Per tale ragione, si rende necessario salvaguardare un uso etico e responsabile dei “media sintetici”, grazie alla realizzazione di soluzioni tecniche avanzate progettate, unitamente alla pianificazione di “iniziative di alfabetizzazione mediatica”, senz’altro utili per “contrastare gli usi dannosi dei media sintetici”, quando, ben oltre gli ambiti applicativi inoffensivi ammessi nel settore dell’arte, del divertimento, della formazione e della ricerca, vengono in rilievo “aree grigie”, da cui possono derivare una serie di danni rientranti nel complessivo elenco, meramente esemplificato e non tassativo, all’uopo indicato dall’Appendice B.
Più precisamente, nel novero dei “potenziali danni dei media sintetici” che le linee guida si prefiggono di ridurre e contrastare rientrano, ad esempio, i casi di accesso a informazioni non autorizzate, comunicazioni ingannevoli e moleste, frodi, disinformazione, bullismo, abusi sessuali e su minori, spionaggio, manipolazione politica ed elettorale dell’opinione pubblica, diffamazione reputazionale, estorsione e ricatto.
La self regulation prova a colmare il gap normativo
Pur in considerazione del complesso e oltremodo problematico scenario delineato, le soluzioni però tardano a concretizzarsi, al netto dei primi timidi tentativi di “self regulation” evidenziati.
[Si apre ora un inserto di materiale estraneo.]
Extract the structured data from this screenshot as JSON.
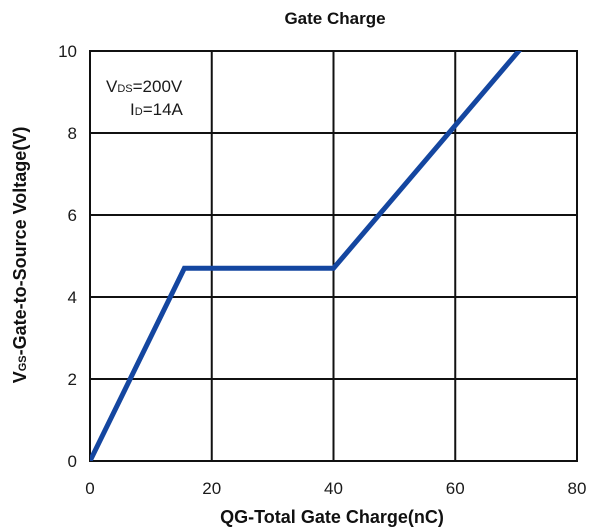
{
  "chart_data": {
    "type": "line",
    "title": "Gate Charge",
    "xlabel": "QG-Total Gate Charge(nC)",
    "ylabel": {
      "main": "V",
      "sub": "GS",
      "rest": "-Gate-to-Source Voltage(V)"
    },
    "xlim": [
      0,
      80
    ],
    "ylim": [
      0,
      10
    ],
    "xticks": [
      0,
      20,
      40,
      60,
      80
    ],
    "yticks": [
      0,
      2,
      4,
      6,
      8,
      10
    ],
    "grid": true,
    "annotations": [
      {
        "main": "V",
        "sub": "DS",
        "rest": "=200V"
      },
      {
        "main": "I",
        "sub": "D",
        "rest": "=14A"
      }
    ],
    "series": [
      {
        "color": "#1446a0",
        "x": [
          0,
          15.5,
          40,
          71
        ],
        "y": [
          0,
          4.7,
          4.7,
          10.1
        ]
      }
    ]
  }
}
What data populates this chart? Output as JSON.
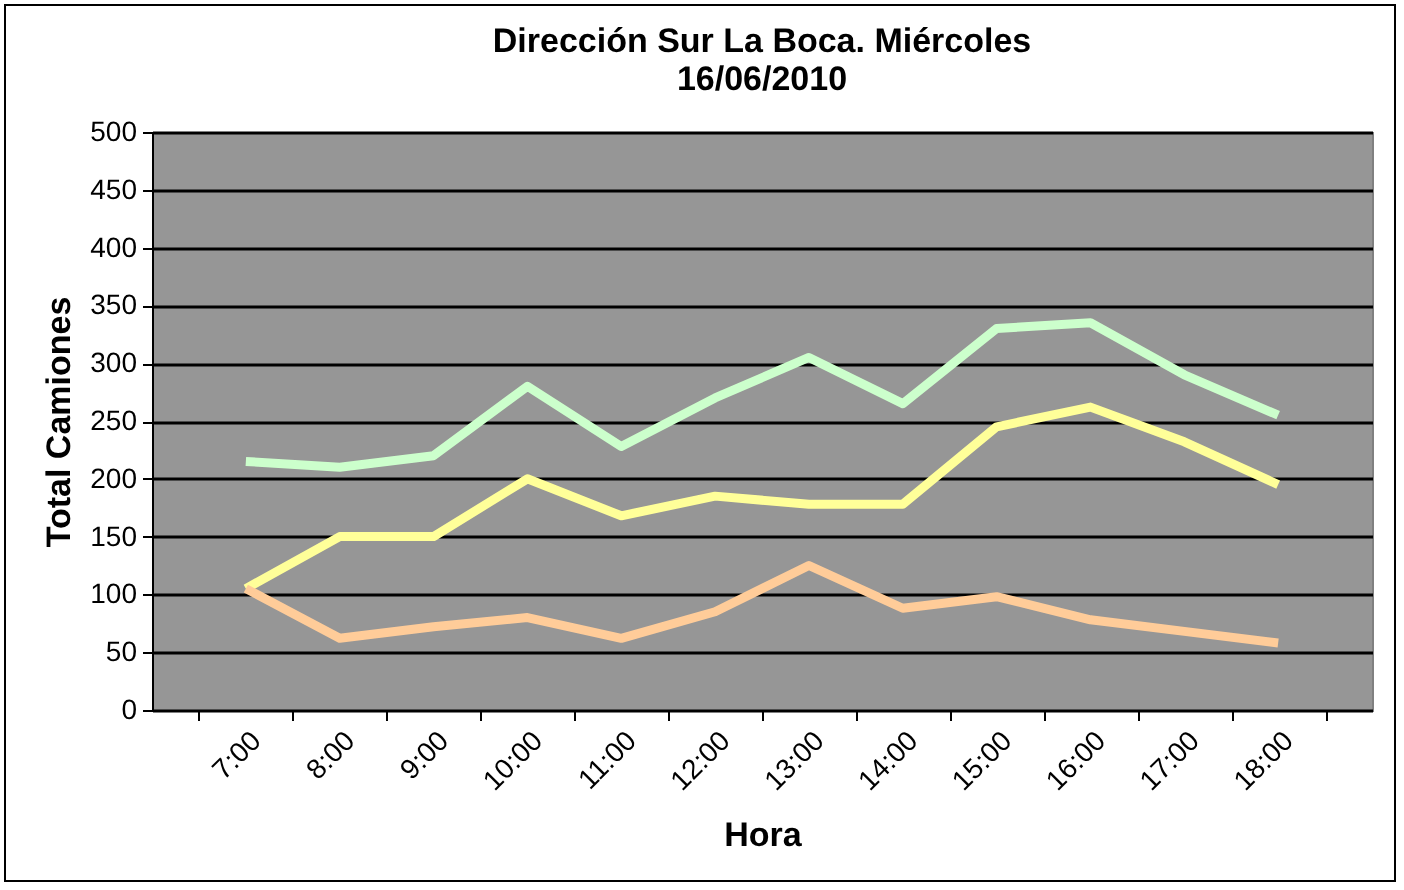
{
  "chart_data": {
    "type": "line",
    "title": [
      "Dirección Sur La Boca. Miércoles",
      "16/06/2010"
    ],
    "xlabel": "Hora",
    "ylabel": "Total Camiones",
    "categories": [
      "7:00",
      "8:00",
      "9:00",
      "10:00",
      "11:00",
      "12:00",
      "13:00",
      "14:00",
      "15:00",
      "16:00",
      "17:00",
      "18:00"
    ],
    "series": [
      {
        "color": "#ccffcc",
        "values": [
          215,
          210,
          220,
          280,
          228,
          270,
          305,
          265,
          330,
          335,
          290,
          255
        ]
      },
      {
        "color": "#ffff99",
        "values": [
          105,
          150,
          150,
          200,
          168,
          185,
          178,
          178,
          245,
          262,
          232,
          195
        ]
      },
      {
        "color": "#ffcc99",
        "values": [
          105,
          62,
          72,
          80,
          62,
          85,
          125,
          88,
          98,
          78,
          68,
          58
        ]
      }
    ],
    "ylim": [
      0,
      500
    ],
    "yticks": [
      0,
      50,
      100,
      150,
      200,
      250,
      300,
      350,
      400,
      450,
      500
    ],
    "grid": "y",
    "legend": false,
    "marker": "none",
    "line_style": "solid"
  }
}
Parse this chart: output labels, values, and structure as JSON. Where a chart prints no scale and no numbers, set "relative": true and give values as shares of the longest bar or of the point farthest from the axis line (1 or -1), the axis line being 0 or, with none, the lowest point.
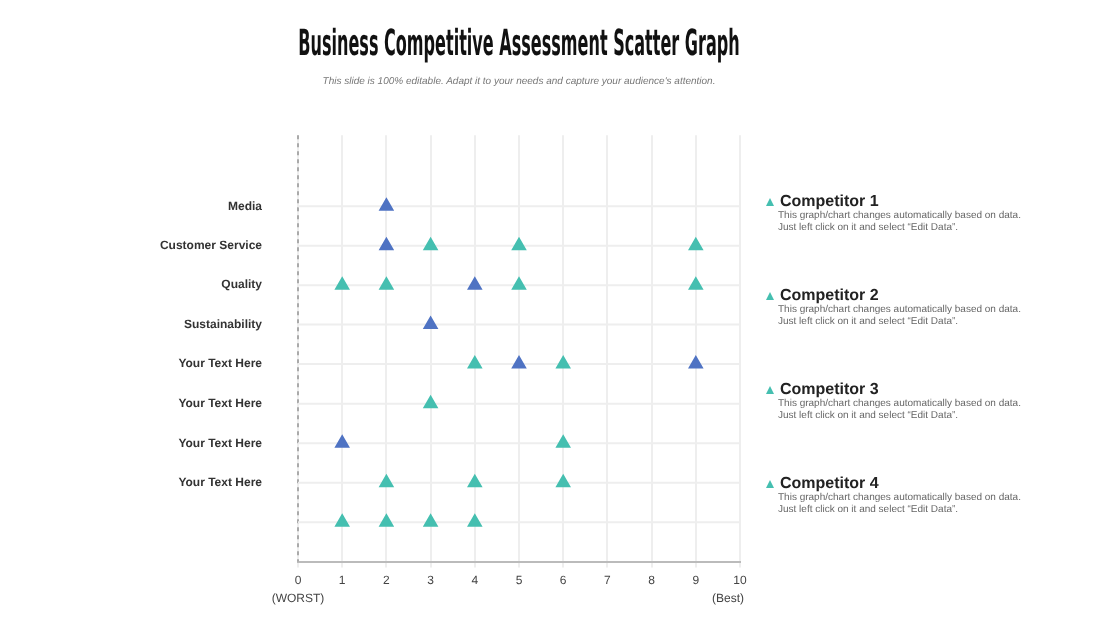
{
  "chart_data": {
    "type": "scatter",
    "title": "Business Competitive Assessment Scatter Graph",
    "subtitle": "This slide is 100% editable. Adapt it to your needs and capture your audience's attention.",
    "relative": true,
    "series": [
      {
        "color": "#4f73c3",
        "x": [
          2,
          2,
          4,
          3,
          5,
          9,
          1
        ],
        "values": [
          1,
          0.889,
          0.778,
          0.667,
          0.556,
          0.556,
          0.333
        ]
      },
      {
        "color": "#45bfb0",
        "x": [
          3,
          5,
          9,
          1,
          2,
          5,
          9,
          4,
          6,
          3,
          6,
          2,
          4,
          6,
          1,
          2,
          3,
          4
        ],
        "values": [
          0.889,
          0.889,
          0.889,
          0.778,
          0.778,
          0.778,
          0.778,
          0.556,
          0.556,
          0.444,
          0.333,
          0.222,
          0.222,
          0.222,
          0.111,
          0.111,
          0.111,
          0.111
        ]
      }
    ],
    "xlim": [
      0,
      10
    ],
    "xticks": [
      0,
      1,
      2,
      3,
      4,
      5,
      6,
      7,
      8,
      9,
      10
    ],
    "grid": true,
    "marker": "triangle",
    "legend": false,
    "annotations": [
      "Media",
      "Customer Service",
      "Quality",
      "Sustainability",
      "Your Text Here",
      "Your Text Here",
      "Your Text Here",
      "Your Text Here",
      "(WORST)",
      "(Best)",
      "Competitor 1",
      "This graph/chart changes automatically based on data. Just left click on it and select “Edit Data”.",
      "Competitor 2",
      "This graph/chart changes automatically based on data. Just left click on it and select “Edit Data”.",
      "Competitor 3",
      "This graph/chart changes automatically based on data. Just left click on it and select “Edit Data”.",
      "Competitor 4",
      "This graph/chart changes automatically based on data. Just left click on it and select “Edit Data”."
    ]
  }
}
Nel settore pubblico, infatti, si continua a riscontrare una preoccupante “stasi” a causa di un prolungato vuoto normativo che impedisce (o comunque rallenta) l’emanazione di una regolamentazione innovativa di natura cogente, nonché coerente con la rapida evoluzione dell’IA generativa: emblematica, in tal senso, la ridondante “Carta dei diritti dell’IA” recentemente adottata dalla Casa Bianca con l’ennesimo – discutibile – approccio “soft”, come mero documento programmatico “doppione” nella riproduzione dei principi ivi formalizzati; per non parlare del profondo “impasse” in cui si trova la riforma euro-unitaria in materia di Intelligenza Artificiale tra criticità e ritardi che potrebbero vanificare gli obiettivi enunciati “sulla carta” dal legislatore europeo nella proposta di “AI Act”, rendendoli obsolescenti e superati già nel momento stesso della formale entrata in vigore del definitivo testo normativo approvato, il cui iter procedurale è ancora destinato a perdurare nel tempo.
In controtendenza al prospettato deficit pubblico, si registra, invece, un proficuo fermento di autodeterminazione regolatoria nel settore privato per cercare di governare con maggiore efficacia lo sviluppo evolutivo dell’IA generativa.
Conclusioni
Provando a colmare (invano?) l’inerzia dei decisori politici, con un apprezzabile spirito di intraprendenza congiuntamente manifestato – talvolta – in via diretta dalle aziende tecnologiche e dalla società civile, si intende, così, salvaguardare l’approccio umano-centrico nella gestione delle relative applicazioni e, al contempo, prevenire il rischio di utilizzi lesivi, dannosi e illeciti derivanti dalla diffusione delle tecnologie emergenti (si pensi, ad esempio, alle implicazioni negative sulla violazione del copyright, sempre più eroso dalla crescita esponenziale del fenomeno di “AIgiarismo” o “plagio assistito dall’IA”).
In realtà, al netto delle buone intenzioni comunque apprezzabili, sembra davvero difficile pensare di poter risolvere i problemi regolatori esistenti mediante il semplice ricorso a linee guida non vincolanti adottate su base volontaria dal settore privato.